Wednesday, July 11, 2012

Kindness has converted more sinners than zeal, eloquence, or learning

“Far better it is for you to say: "I am a sinner," than to say: "I have no need of religion." The empty can be filled, but the self-intoxicated have no room for God.”  - Fulton J. Sheen

(Gospel text: Mt 10:1-7)
Jesus summoned his Twelve disciples
and gave them authority over unclean spirits to drive them out
and to cure every disease and every illness.
The names of the Twelve Apostles are these:
first, Simon called Peter, and his brother Andrew;
James, the son of Zebedee, and his brother John;
Philip and Bartholomew,
Thomas and Matthew the tax collector;
James, the son of Alphaeus, and Thaddeus;
Simon the Cananean, and Judas Iscariot
who betrayed Jesus.

Jesus sent out these Twelve after instructing them thus,
"Do not go into pagan territory or enter a Samaritan town.
Go rather to the lost sheep of the house of Israel.
As you go, make this proclamation: 'The Kingdom of heaven is at hand.'"

What a motley bunch they were, those Twelve whom Jesus called.

Jesus chose Peter. Peter later denied Jesus in the courtyard of the high priest (Matt 26:69-75). He wasn’t faithful. He lacked the courage to take a stand in public. Also he was impetuous and would say and do things without thinking.

Jesus chose Andrew, Peter’s brother. In John 6:9, before the multiplication of the loaves and fish Andrew said to Jesus, “There is a boy here who has five barley loaves and two fish; but what good are these for so many?” Andrew would still have much to learn about Jesus.

Jesus called James and John. They were in a boat mending nets with their father Zebedee. Immediately they left everything and followed Jesus leaving their father in the boat. (Matt 4:21) But we discover later they were following Jesus for the wrong reason, they were looking for their own glory. “Grant that in your glory we may sit one at your right and the other at your left.” In college we had a saying, that they were only in it for the beer. 


Jesus called Bartholomew but we know no more about him. He is mentioned as one of the Twelve but we are not told anything he said or did. (Matt 10:3; Mark 3:18; Luke 6:14; Acts 1:13)  Perhaps he was a timid man of few words who struggled to overcome shyness.  

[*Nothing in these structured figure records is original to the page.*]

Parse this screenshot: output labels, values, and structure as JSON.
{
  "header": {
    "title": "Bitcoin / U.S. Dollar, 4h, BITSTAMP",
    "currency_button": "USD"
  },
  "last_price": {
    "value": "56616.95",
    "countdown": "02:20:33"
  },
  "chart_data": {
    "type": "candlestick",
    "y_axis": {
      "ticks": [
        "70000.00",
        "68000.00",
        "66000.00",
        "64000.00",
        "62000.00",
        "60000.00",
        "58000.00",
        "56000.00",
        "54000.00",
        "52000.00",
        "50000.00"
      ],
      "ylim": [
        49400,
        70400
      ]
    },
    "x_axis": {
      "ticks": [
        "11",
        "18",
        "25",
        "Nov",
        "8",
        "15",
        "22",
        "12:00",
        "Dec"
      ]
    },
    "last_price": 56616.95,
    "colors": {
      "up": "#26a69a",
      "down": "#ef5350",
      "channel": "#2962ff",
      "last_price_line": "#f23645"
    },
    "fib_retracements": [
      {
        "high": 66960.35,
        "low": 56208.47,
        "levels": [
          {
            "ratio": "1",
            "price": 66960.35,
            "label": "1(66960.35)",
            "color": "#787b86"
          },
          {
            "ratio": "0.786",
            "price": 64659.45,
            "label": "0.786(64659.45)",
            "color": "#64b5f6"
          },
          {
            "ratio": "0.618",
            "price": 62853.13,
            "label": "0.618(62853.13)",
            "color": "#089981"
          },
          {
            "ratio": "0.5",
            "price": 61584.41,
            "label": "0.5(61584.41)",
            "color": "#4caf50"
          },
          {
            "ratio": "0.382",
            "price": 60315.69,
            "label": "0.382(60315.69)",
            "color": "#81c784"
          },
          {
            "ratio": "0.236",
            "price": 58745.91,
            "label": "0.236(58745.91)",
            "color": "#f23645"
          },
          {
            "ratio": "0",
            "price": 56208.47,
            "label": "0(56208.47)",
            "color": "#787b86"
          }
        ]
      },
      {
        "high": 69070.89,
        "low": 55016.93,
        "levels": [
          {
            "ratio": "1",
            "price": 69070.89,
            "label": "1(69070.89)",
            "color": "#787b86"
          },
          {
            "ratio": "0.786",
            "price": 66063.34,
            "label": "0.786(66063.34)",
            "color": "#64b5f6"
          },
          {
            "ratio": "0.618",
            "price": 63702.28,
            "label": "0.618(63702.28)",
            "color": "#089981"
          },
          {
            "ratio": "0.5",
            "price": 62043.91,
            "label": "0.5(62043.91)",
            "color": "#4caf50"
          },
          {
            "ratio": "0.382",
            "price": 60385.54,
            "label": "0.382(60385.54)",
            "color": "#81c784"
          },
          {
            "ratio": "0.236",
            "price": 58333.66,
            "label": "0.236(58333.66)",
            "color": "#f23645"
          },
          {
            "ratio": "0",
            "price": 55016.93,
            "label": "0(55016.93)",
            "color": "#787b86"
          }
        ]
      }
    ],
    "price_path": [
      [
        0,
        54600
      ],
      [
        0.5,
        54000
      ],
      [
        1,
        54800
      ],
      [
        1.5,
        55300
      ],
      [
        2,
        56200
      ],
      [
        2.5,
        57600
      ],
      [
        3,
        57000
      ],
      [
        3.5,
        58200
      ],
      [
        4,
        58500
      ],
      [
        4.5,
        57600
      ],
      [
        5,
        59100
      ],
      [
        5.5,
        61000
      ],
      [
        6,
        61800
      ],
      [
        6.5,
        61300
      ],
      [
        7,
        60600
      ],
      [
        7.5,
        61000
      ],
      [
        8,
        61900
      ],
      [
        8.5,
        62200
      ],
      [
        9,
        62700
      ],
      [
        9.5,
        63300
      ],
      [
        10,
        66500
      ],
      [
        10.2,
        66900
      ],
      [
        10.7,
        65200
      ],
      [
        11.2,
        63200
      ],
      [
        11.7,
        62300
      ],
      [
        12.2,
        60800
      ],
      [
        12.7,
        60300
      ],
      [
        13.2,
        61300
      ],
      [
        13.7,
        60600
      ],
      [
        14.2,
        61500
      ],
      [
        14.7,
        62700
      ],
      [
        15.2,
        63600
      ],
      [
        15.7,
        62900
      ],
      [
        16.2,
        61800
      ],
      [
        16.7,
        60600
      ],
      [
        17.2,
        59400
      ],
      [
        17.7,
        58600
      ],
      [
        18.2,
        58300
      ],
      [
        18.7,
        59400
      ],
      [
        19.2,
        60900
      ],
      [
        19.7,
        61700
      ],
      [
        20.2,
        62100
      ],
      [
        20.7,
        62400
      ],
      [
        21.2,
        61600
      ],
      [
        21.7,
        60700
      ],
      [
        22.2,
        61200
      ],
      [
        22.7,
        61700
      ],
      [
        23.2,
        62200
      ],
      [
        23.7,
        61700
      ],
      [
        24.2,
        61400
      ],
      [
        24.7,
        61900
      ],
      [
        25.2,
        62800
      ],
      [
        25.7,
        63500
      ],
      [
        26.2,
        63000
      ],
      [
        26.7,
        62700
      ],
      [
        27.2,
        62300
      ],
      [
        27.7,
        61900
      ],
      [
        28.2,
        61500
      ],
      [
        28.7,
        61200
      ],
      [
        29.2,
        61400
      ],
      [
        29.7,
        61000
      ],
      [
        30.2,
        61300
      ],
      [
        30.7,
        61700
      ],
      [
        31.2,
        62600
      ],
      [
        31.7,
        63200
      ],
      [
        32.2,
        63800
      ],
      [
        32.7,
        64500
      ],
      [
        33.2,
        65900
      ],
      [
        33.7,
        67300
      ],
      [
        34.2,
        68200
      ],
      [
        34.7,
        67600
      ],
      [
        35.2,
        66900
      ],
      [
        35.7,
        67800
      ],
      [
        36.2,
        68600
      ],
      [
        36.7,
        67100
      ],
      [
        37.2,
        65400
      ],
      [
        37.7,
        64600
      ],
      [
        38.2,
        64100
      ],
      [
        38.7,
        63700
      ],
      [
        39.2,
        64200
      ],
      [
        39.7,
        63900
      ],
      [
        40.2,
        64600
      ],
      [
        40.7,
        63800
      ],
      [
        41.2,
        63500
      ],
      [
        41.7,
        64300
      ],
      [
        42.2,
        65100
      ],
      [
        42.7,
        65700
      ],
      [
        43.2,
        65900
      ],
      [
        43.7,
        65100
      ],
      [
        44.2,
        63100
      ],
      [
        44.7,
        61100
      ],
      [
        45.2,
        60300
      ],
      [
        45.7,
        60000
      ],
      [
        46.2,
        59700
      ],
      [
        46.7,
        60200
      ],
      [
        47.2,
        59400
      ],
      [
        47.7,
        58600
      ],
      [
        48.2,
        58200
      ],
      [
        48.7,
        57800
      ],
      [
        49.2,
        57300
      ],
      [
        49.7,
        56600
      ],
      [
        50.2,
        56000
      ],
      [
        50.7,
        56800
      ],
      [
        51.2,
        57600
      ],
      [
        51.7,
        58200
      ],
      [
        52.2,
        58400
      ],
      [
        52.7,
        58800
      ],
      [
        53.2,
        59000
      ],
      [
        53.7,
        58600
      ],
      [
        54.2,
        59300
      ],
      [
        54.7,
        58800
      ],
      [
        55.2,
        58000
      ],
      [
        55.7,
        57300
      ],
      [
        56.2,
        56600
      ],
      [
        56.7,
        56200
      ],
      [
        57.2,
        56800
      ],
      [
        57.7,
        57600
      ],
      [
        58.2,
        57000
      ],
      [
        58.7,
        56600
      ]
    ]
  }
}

Jesus called Matthew (Matt 9:9). Matthew had a past, he was a tax-collector before Jesus called him. If he were like any of the other tax collectors he would have collected a lot more in taxes from people than he returned to Rome. We can guess that Matthew would have had enemies, many of them.

Jesus called Thomas. But he would only believe in the resurrection of Jesus if he could put his fingers into the wounds the nails made and put his hand into Jesus’ side. (John 20:25) Thomas lacked faith. Where was Thomas on that first Easter Sunday evening? Why wasn’t he with the other apostles?

Jesus called Simon the Zealot. (Luke 6:15) Zealots wanted to achieve Palestinian independence from Roman occupation using military means. Simon did not know that violence achieves nothing but only encourages more violence. He would have much to learn.

Jesus called Judas Iscariot. He later plotted behind Jesus’ back. (Matt 26:14-15) He wanted to force Jesus to bring about his kingdom. He wanted the kingdom on his terms instead of Jesus’ terms. He complained when Jesus’ feet were anointed not because he wanted to give that money to the poor but so that he could steal it for himself. (John 12:4-6)

Do you realize apart from Judas, they all became great men of God!

Today Jesus calls us. Like Peter we lack faith. Like Andrew we have much to learn. Like James and John we are selfish sometimes. Like Matthew we have a past. Like Thomas we doubt sometimes. Seeing that the apostles of limited competence did so much for the Church gives confidence to us. If Jesus could use them he can certainly use us. With the intercession of Jesus for us at the right hand of the Father, by our spending time in prayer, and participating in the Sacraments frequently (Eucharist & Confession) we too can grow from strength to strength and accomplish great things for God and his kingdom.

Believe it, but if you still don't, read about 12 "regular guys" some 2000 years ago that people today are still taking about!